Just for the sake of it, following this "design pattern" someone could 
model a Person record as an rdf:List:

     (   "John"
         "Doe"
         "1971-07-07"^^xsd:date
         ex:USA )

Following your approach, if someone has multiple first names, make a 
nested list

     ( ("John" "Edward" )
         "Doe"
         "1971-07-07"^^xsd:date
         ex:USA )

The "beauty" of your syntax fades quickly if you ever use this in other 
formats such as JSON-LD:

     [ [ "John", "Edward" ],
         "Doe",
         { "@value" : "1971-07-07", "@type" : 
"http://www.w3.org/2001/XMLSchema#date" },
         { "@id" : "ex:USA" } ]

The problem here is that lists don't allow you to create @contexts. A 
better JSON-LD syntax, using normal named properties instead of lists 
would be:

     { "firstNames": [ "John", "Edward" ],
         "lastName" : "Doe",
         "dob" : "1971-07-07",
         "country": "ex:USA" ]

So, creating an RDF vocabulary just so that it looks good in Turtle is a 
very bad idea.

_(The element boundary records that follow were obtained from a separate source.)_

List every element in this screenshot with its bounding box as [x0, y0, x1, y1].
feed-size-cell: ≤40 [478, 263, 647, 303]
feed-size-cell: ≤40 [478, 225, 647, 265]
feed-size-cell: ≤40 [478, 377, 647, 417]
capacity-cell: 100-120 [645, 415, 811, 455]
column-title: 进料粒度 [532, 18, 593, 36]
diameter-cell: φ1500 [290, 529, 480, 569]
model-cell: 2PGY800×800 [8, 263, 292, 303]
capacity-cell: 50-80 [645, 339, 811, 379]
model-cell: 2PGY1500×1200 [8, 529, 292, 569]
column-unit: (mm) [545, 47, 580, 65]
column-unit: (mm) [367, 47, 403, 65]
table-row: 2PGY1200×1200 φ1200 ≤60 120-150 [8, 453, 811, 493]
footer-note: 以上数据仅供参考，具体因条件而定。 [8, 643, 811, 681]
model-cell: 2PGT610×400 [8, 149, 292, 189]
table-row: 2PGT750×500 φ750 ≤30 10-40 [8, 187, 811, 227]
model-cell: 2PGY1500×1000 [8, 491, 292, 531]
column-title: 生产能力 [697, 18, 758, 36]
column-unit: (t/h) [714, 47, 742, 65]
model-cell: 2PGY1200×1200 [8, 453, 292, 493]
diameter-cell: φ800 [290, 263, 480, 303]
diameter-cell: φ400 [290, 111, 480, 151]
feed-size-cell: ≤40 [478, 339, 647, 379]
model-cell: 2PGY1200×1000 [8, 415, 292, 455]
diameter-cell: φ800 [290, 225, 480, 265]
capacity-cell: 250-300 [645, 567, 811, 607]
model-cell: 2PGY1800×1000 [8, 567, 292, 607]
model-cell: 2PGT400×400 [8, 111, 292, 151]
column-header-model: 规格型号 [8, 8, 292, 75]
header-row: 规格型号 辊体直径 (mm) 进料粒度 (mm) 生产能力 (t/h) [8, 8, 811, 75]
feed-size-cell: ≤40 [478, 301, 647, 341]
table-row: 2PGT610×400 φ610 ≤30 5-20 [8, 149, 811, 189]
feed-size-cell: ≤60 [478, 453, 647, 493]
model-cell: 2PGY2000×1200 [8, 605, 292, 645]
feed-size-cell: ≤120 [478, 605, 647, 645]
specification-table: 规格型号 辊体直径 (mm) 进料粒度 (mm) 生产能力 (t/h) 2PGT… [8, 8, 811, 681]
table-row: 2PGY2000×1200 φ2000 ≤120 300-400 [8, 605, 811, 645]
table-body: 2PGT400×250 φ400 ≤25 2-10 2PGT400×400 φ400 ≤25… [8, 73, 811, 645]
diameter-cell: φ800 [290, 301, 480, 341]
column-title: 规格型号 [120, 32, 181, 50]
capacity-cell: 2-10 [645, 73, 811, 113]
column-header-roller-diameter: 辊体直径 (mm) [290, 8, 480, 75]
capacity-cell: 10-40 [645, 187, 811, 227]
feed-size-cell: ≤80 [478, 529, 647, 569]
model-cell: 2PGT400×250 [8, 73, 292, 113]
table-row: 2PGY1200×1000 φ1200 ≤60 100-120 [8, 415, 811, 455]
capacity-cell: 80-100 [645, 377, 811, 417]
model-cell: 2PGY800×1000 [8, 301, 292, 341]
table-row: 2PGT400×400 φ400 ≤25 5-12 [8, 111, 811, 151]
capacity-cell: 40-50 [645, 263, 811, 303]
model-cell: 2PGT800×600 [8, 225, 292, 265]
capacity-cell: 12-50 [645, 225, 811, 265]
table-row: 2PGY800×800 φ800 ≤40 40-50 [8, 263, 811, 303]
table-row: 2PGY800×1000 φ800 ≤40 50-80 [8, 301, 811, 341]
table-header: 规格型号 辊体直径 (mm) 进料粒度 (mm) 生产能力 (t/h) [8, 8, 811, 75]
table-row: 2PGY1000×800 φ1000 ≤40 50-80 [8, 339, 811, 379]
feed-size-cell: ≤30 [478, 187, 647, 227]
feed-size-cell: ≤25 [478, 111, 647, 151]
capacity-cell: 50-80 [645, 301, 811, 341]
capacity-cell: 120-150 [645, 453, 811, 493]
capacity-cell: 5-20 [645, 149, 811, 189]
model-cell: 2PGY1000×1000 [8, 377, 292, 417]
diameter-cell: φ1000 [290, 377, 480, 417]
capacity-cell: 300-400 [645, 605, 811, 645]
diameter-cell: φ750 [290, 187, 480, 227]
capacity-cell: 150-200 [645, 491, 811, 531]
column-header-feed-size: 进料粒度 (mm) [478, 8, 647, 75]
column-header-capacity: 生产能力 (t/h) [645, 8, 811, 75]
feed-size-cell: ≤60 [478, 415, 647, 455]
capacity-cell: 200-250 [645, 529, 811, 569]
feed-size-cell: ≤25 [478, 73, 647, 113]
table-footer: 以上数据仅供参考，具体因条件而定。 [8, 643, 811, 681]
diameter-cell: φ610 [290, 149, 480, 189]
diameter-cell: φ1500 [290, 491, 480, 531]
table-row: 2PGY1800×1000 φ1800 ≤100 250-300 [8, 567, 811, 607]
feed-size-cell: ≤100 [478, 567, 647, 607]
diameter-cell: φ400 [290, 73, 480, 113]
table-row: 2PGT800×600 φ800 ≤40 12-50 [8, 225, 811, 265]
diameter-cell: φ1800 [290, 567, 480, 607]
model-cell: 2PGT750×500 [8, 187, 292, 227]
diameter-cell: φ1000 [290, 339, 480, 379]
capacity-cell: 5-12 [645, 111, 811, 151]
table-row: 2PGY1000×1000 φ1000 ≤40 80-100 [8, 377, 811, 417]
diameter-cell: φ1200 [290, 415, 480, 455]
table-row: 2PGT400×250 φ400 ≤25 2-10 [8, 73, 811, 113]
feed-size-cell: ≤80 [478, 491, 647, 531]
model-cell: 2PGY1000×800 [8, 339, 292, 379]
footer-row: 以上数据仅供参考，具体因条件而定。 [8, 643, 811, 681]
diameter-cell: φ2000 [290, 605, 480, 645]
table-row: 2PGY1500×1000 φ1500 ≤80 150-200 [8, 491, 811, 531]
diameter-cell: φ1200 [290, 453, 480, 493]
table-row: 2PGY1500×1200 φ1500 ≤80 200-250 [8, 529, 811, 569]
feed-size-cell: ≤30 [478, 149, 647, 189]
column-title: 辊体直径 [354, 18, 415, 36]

While the Person example above is for illustration 
purposes, the same issue happens for every sh:filler scenario and will 
happen with custom extensions too.

Needless to say, such rdf:Lists are almost impossible to use in SPARQL 
or any query-based approach.

26) The claim that a simple sh:sparqlTemplate per componentTemplate is 
sufficient is incorrect, because some templates need to operate on the 
results of path expressions (e.g. sh:class) while others need to look at 
the full focus node + path combination. There is no vocabulary to encode 
these differences that could be used by an implementation. It would 
require a novel text-insertion mechanism for things like "insert path here".

27) The SPARQL behind these templates cannot be reused in other SPARQL 
queries, unlike sh:NodeValidationFunctions.